Here is an image of a real fish (Apteronotus leptorhynchus) below two representations of a model used by the computer to represent the fish. We have developed a 3-dimensional electric field simulator using the boundary element method to study the sensory consequences of the fish's behaviors as it explores novel objects and interacts with the electric field of another nearby electric fish.
The left frame shows the 3-d fish body and object, as well as the points in the midplane at which the electric potential was simulated. The potential solution was linearly interpolated over the triangles shown in the blue mesh. The middle frame depicts the head-negative peak of the EOD, with the rainbow color scale ranging from purple (<= -10 mV) to red (>=10 mV), and the lightest blue at 0 mV. The rightmost frame shows the difference that the object makes: when we subtract the field simulated without the object from the field with the object present, the object's effect can clearly be seen as an induced dipole field. (The potential difference has been magnified by a factor of 100 to make it visible on this color scale.)

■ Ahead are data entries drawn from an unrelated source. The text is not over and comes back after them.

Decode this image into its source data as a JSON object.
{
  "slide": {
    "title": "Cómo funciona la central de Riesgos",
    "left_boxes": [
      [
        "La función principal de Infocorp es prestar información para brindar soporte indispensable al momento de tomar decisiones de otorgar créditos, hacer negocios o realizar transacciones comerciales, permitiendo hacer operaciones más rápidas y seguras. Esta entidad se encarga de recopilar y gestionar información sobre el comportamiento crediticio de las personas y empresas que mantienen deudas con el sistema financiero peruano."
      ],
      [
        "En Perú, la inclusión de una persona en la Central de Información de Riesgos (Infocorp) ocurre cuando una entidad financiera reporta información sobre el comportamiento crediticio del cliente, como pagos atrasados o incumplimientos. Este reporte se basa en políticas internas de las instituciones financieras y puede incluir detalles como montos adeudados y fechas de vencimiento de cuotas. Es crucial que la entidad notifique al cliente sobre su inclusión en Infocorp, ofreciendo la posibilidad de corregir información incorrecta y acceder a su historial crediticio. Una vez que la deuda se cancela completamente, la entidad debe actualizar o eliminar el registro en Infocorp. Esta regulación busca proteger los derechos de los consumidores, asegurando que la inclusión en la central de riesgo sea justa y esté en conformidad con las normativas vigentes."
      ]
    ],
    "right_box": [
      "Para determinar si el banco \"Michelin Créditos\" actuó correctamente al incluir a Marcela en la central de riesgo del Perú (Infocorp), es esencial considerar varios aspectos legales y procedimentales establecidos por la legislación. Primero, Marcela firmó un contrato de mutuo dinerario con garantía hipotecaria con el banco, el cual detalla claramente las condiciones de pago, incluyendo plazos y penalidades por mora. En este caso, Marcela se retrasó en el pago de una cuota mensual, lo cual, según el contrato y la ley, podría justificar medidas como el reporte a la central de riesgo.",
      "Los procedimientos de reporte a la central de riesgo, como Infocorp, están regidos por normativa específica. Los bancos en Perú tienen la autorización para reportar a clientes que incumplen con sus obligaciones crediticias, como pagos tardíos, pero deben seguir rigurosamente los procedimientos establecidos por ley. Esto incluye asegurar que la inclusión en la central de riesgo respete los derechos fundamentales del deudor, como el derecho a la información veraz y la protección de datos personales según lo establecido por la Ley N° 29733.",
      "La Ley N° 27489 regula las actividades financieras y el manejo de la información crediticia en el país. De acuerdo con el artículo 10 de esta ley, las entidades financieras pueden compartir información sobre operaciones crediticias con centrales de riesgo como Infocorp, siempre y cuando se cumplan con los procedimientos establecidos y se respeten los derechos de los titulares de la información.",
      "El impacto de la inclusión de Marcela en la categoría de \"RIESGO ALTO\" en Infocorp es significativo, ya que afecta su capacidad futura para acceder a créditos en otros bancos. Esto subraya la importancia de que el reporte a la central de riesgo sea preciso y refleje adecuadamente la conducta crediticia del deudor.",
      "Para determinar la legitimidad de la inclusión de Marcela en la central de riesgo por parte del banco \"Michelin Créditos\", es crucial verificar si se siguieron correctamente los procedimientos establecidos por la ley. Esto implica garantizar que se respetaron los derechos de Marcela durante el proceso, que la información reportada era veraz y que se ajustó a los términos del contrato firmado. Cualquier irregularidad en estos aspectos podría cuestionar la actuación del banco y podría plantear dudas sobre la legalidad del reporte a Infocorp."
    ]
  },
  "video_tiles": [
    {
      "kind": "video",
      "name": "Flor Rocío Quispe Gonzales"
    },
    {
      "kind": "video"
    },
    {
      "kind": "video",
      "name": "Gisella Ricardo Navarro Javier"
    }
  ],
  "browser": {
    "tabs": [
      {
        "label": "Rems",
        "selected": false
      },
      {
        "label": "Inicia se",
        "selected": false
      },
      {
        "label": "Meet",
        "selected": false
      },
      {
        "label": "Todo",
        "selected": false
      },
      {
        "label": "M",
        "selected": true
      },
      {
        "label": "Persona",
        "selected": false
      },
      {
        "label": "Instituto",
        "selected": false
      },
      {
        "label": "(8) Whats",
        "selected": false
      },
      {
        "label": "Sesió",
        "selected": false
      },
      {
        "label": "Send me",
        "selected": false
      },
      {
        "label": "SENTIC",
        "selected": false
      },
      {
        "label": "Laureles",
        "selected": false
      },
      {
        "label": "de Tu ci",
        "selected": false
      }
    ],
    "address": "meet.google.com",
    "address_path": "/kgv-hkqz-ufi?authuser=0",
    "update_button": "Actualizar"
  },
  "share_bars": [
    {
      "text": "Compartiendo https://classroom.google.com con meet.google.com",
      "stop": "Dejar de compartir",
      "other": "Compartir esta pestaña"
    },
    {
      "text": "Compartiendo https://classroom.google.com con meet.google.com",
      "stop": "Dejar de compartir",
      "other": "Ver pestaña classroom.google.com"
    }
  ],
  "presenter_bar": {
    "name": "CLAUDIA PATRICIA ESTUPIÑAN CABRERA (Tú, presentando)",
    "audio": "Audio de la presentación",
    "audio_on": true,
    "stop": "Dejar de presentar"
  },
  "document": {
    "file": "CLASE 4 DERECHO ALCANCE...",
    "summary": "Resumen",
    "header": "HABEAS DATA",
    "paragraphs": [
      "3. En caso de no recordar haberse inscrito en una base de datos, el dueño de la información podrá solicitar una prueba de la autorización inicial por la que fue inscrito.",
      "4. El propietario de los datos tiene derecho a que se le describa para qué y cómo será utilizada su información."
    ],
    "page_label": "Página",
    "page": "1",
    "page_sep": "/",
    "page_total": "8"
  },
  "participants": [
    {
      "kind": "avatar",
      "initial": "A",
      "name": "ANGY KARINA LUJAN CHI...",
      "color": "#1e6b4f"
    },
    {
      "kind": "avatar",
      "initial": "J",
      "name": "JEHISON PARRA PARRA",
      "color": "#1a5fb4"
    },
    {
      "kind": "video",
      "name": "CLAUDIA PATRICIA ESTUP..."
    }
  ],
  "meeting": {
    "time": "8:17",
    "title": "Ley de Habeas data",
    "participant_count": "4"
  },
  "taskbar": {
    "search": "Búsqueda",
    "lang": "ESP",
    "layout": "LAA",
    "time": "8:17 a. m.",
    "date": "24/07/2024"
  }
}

We are now studying the difference the object makes in the currents across the skin, where the fish has its receptors. To see the entire electrosensory stimulus pattern, the model fish can be "skinned" as shown in this schematic. The skin from the left side (yellow) and the right side (cyan) of the 3d body is flattened, and the simulation results can then be mapped to the corresponding points on this flattened surface.Results of these simulations are in preparation for publication and will be posted here shortly.